Needless to say, it wasn’t an easy task, and even though I was pretty proud of my first draft, I have since found ways to improve upon it immensely. I started out by making a list of my experiences and writing down what I thought were note-worthy responsibilities and achievements. It helps to look online to find some examples, but like I mentioned, try not to get too attached to that résumé because chances are it’s going to change. One important thing to remember about your résumé is to make sure you have a summary section at the top, where you list your main accomplishments and specific skills.

I made a few mistakes at first for sure. One of my mistakes was throwing around too many basic phrases and keywords, without backing them up. Even though in my mind I was thinking, “Strong work ethic? Organized? Attention to detail? Yeah! That sounds exactly like me!” how would anyone just looking at your résumé really know that? Anyone can put a bunch of words on a paper and claim that they are true. Save your time and space and skip those basic phrases unless you have specific examples or accomplishments to back them up. Find the strengths in your experience and character and be sure to highlight those.
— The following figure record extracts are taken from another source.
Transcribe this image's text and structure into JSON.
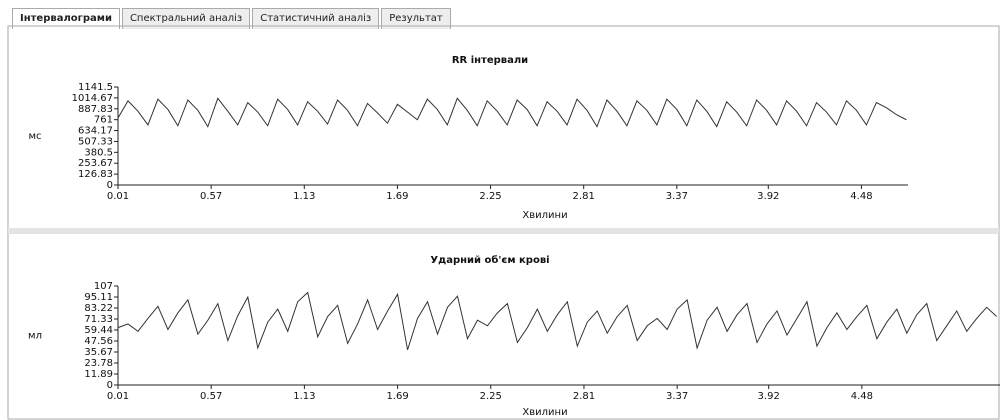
{
  "tabs": [
    "Інтервалограми",
    "Спектральний аналіз",
    "Статистичний аналіз",
    "Результат"
  ],
  "chart_data": [
    {
      "type": "line",
      "title": "RR інтервали",
      "x_label": "Хвилини",
      "y_label": "мс",
      "xlim": [
        0.01,
        4.76
      ],
      "xticks": [
        0.01,
        0.57,
        1.13,
        1.69,
        2.25,
        2.81,
        3.37,
        3.92,
        4.48
      ],
      "ylim": [
        0,
        1141.5
      ],
      "yticks": [
        0,
        126.83,
        253.67,
        380.5,
        507.33,
        634.17,
        761,
        887.83,
        1014.67,
        1141.5
      ],
      "x": [
        0.01,
        0.07,
        0.13,
        0.19,
        0.25,
        0.31,
        0.37,
        0.43,
        0.49,
        0.55,
        0.61,
        0.67,
        0.73,
        0.79,
        0.85,
        0.91,
        0.97,
        1.03,
        1.09,
        1.15,
        1.21,
        1.27,
        1.33,
        1.39,
        1.45,
        1.51,
        1.57,
        1.63,
        1.69,
        1.75,
        1.81,
        1.87,
        1.93,
        1.99,
        2.05,
        2.11,
        2.17,
        2.23,
        2.29,
        2.35,
        2.41,
        2.47,
        2.53,
        2.59,
        2.65,
        2.71,
        2.77,
        2.83,
        2.89,
        2.95,
        3.01,
        3.07,
        3.13,
        3.19,
        3.25,
        3.31,
        3.37,
        3.43,
        3.49,
        3.55,
        3.61,
        3.67,
        3.73,
        3.79,
        3.85,
        3.91,
        3.97,
        4.03,
        4.09,
        4.15,
        4.21,
        4.27,
        4.33,
        4.39,
        4.45,
        4.51,
        4.57,
        4.63,
        4.69,
        4.75
      ],
      "series": [
        {
          "color": "#333333",
          "values": [
            780,
            980,
            860,
            700,
            1000,
            880,
            690,
            990,
            870,
            680,
            1010,
            860,
            700,
            960,
            850,
            690,
            1000,
            880,
            700,
            970,
            860,
            710,
            990,
            870,
            690,
            950,
            840,
            720,
            940,
            850,
            760,
            1000,
            880,
            700,
            1010,
            870,
            690,
            980,
            860,
            700,
            990,
            880,
            690,
            970,
            860,
            700,
            1000,
            870,
            680,
            990,
            860,
            690,
            980,
            870,
            700,
            1000,
            880,
            690,
            990,
            860,
            680,
            970,
            850,
            690,
            990,
            870,
            700,
            980,
            860,
            690,
            960,
            850,
            700,
            980,
            870,
            700,
            960,
            900,
            820,
            760
          ]
        }
      ]
    },
    {
      "type": "line",
      "title": "Ударний об'єм крові",
      "x_label": "Хвилини",
      "y_label": "мл",
      "xlim": [
        0.01,
        5.31
      ],
      "xticks": [
        0.01,
        0.57,
        1.13,
        1.69,
        2.25,
        2.81,
        3.37,
        3.92,
        4.48
      ],
      "ylim": [
        0,
        107
      ],
      "yticks": [
        0,
        11.89,
        23.78,
        35.67,
        47.56,
        59.44,
        71.33,
        83.22,
        95.11,
        107
      ],
      "x": [
        0.01,
        0.07,
        0.13,
        0.19,
        0.25,
        0.31,
        0.37,
        0.43,
        0.49,
        0.55,
        0.61,
        0.67,
        0.73,
        0.79,
        0.85,
        0.91,
        0.97,
        1.03,
        1.09,
        1.15,
        1.21,
        1.27,
        1.33,
        1.39,
        1.45,
        1.51,
        1.57,
        1.63,
        1.69,
        1.75,
        1.81,
        1.87,
        1.93,
        1.99,
        2.05,
        2.11,
        2.17,
        2.23,
        2.29,
        2.35,
        2.41,
        2.47,
        2.53,
        2.59,
        2.65,
        2.71,
        2.77,
        2.83,
        2.89,
        2.95,
        3.01,
        3.07,
        3.13,
        3.19,
        3.25,
        3.31,
        3.37,
        3.43,
        3.49,
        3.55,
        3.61,
        3.67,
        3.73,
        3.79,
        3.85,
        3.91,
        3.97,
        4.03,
        4.09,
        4.15,
        4.21,
        4.27,
        4.33,
        4.39,
        4.45,
        4.51,
        4.57,
        4.63,
        4.69,
        4.75,
        4.81,
        4.87,
        4.93,
        4.99,
        5.05,
        5.11,
        5.17,
        5.23,
        5.29
      ],
      "series": [
        {
          "color": "#333333",
          "values": [
            62,
            66,
            58,
            72,
            85,
            60,
            78,
            92,
            55,
            70,
            88,
            48,
            75,
            95,
            40,
            68,
            82,
            58,
            90,
            100,
            52,
            74,
            86,
            45,
            66,
            92,
            60,
            80,
            98,
            38,
            72,
            90,
            55,
            84,
            96,
            50,
            70,
            64,
            78,
            88,
            46,
            62,
            82,
            58,
            76,
            90,
            42,
            68,
            80,
            56,
            74,
            86,
            48,
            64,
            72,
            60,
            82,
            92,
            40,
            70,
            84,
            58,
            76,
            88,
            46,
            66,
            80,
            54,
            72,
            90,
            42,
            62,
            78,
            60,
            74,
            86,
            50,
            68,
            82,
            56,
            76,
            88,
            48,
            64,
            80,
            58,
            72,
            84,
            74
          ]
        }
      ]
    }
  ]
}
Another major mistake I made was once I “finished” my résumé and cover letter, (Yes, one cover letter. Yikes. That should tell you how many mistakes I actually was making!) I began to search and search for jobs. Once I found anything related to HR that I might be interested in, I applied. In my mind I was thinking, “Wow, I’m so productive; I just applied to 10 jobs today!” But the ratio of the number of jobs I was applying for to how many call backs I was getting was terrible. Basically, I was wasting my time and obviously doing something wrong.

That was the point when I decided to start putting a LOT more focus on educating myself, researching HR, networking with HR professionals, and asking a billion questions. I’m still in this phase, and honestly I feel like these are all excellent things to be doing, even after I get a job in HR.

My point is: don’t wait around for information and jobs to come flying into your lap. Unless you’re super lucky, it’s not going to happen. Your résumé is a good place to start. Just make sure you don’t stop there.

*I say “revising” and not “updating” your résumé because in addition to just adding your most current experiences and achievements, you should also be constantly trying to think of way to better showcase your skills and abilities, as well as tailoring your résumé to fit each position you are applying to.